White girls accompanied by their families trickled down the dorm hallway throughout the morning and afternoon. While my mother and I sat alone in an antiseptically pristine room waiting to meet my roommate, the rest of my family wandered around the campus, sizing up the place.

I’d had white friends in high school, but I had not lived with them. I’d gone to only one slumber party at a white home, a sweet-16 sleepover, from which my father took me home at 10 p.m., because to him there was nothing sweet about me spending the night with a group of white girls. He and my mother didn’t allow me to hang out with anyone whose parents they didn’t know—and in Baltimore at that time, Negro parents didn’t know a lot of white parents.

....

April 4, 1968: The murder of Martin Luther King Jr. The white girls in Dilworth Hall ran up and down the corridor—horrified less, as I recall, about the murder and more because the curfews and travel restrictions in major cities would mess with their spring-break plans.

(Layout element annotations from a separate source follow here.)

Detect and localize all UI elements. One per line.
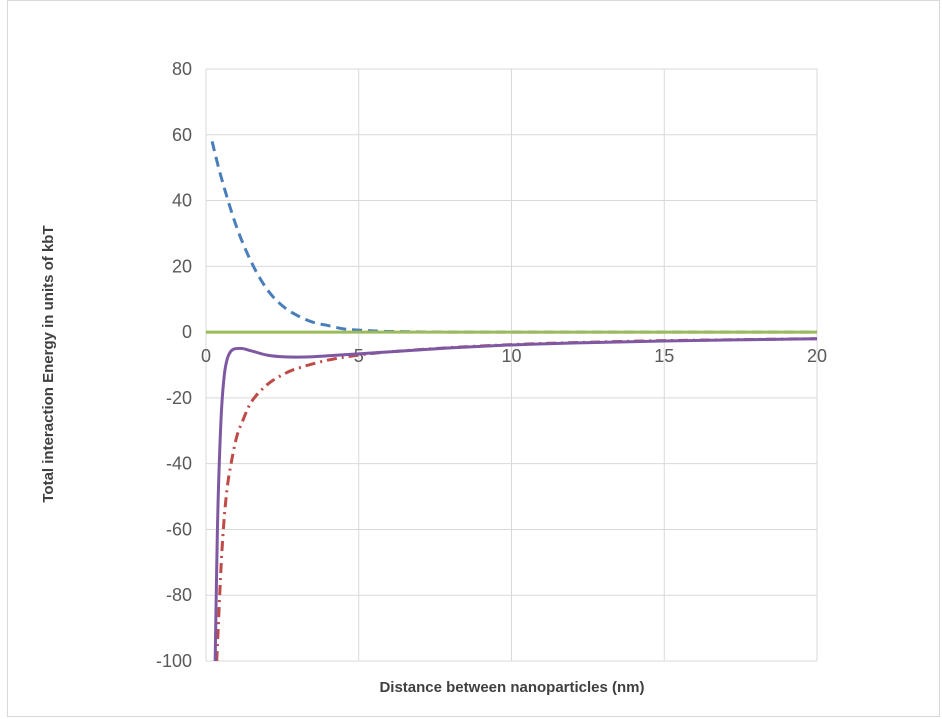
chart-frame [7, 0, 940, 717]
y-tick-label: 80 [172, 59, 192, 79]
series [206, 140, 817, 662]
x-tick-label: 20 [807, 346, 827, 366]
y-axis-title: Total interaction Energy in units of kbT [40, 225, 57, 502]
x-tick-label: 5 [354, 346, 364, 366]
series-dashdot-red [215, 337, 817, 662]
y-tick-label: -40 [166, 454, 192, 474]
series-dashed-blue [210, 140, 817, 334]
x-tick-label: 0 [201, 346, 211, 366]
x-tick-label: 10 [501, 346, 521, 366]
y-tick-label: 20 [172, 256, 192, 276]
y-tick-label: -20 [166, 388, 192, 408]
x-axis-title: Distance between nanoparticles (nm) [379, 679, 644, 696]
y-tick-label: -80 [166, 585, 192, 605]
y-tick-label: -100 [156, 651, 192, 671]
series-solid-purple [213, 337, 817, 662]
y-tick-label: -60 [166, 519, 192, 539]
y-tick-label: 40 [172, 191, 192, 211]
tick-labels: -100 -80 -60 -40 -20 0 20 40 60 80 0 5 10 15 20 [156, 59, 827, 671]
y-tick-label: 60 [172, 125, 192, 145]
x-tick-label: 15 [654, 346, 674, 366]
y-tick-label: 0 [182, 322, 192, 342]
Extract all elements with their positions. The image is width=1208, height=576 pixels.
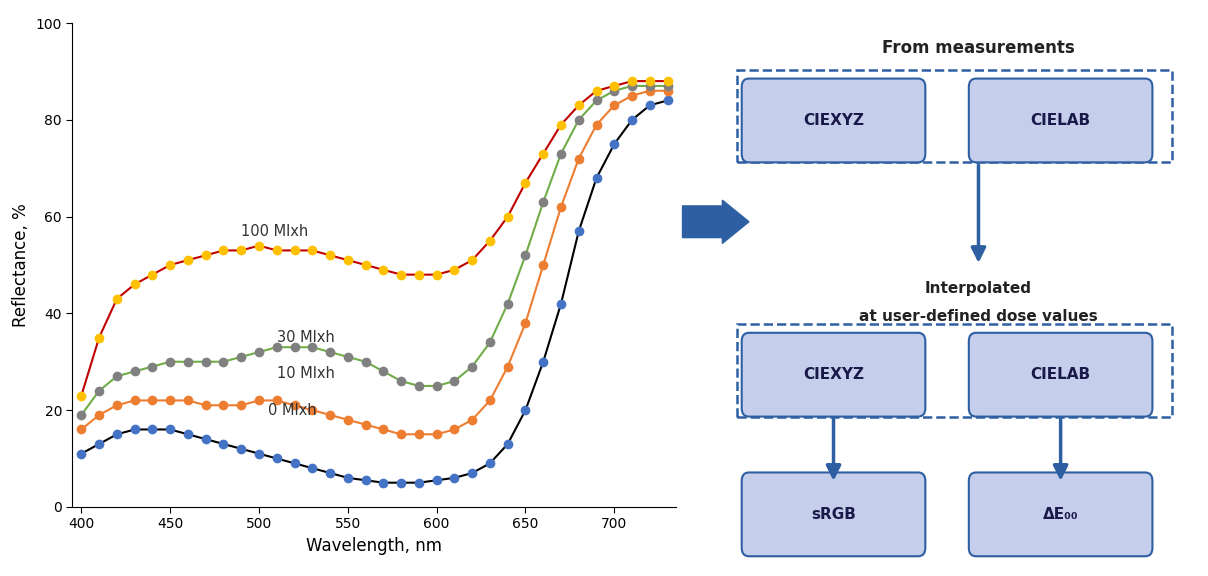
Text: 10 Mlxh: 10 Mlxh	[277, 366, 335, 381]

The nice Negro girls made a plan to meet. My roommate recalls that she asked me, “Can I come to the meeting?,” and that I said, “No, not this time.” I don’t recall that specifically. But I am sure I said no.

Up to that point, the world outside the walls of Beaver College had remained a distant, muffled drumbeat. A veil separated the student body from the reality outside. Many of my white classmates’ lives were centered on finding husbands at nearby Princeton, Lehigh, Lafayette, Haverford, Penn, and Franklin & Marshall. This was a suitcase school with very little political activity. But for the seven of us, King’s assassination shredded what was left of the veil. The veil would rip for our white classmates, too, because of Vietnam and the draft. It was all falling apart.

For the Beaver College Blacks, as we’d come to call ourselves, King’s death magnified the holes in our lives. Like Black students all over America, we sought to make sense of what was happening in urban areas before and after the assassination. “I think we learned how to demand to be educated,” Karen says.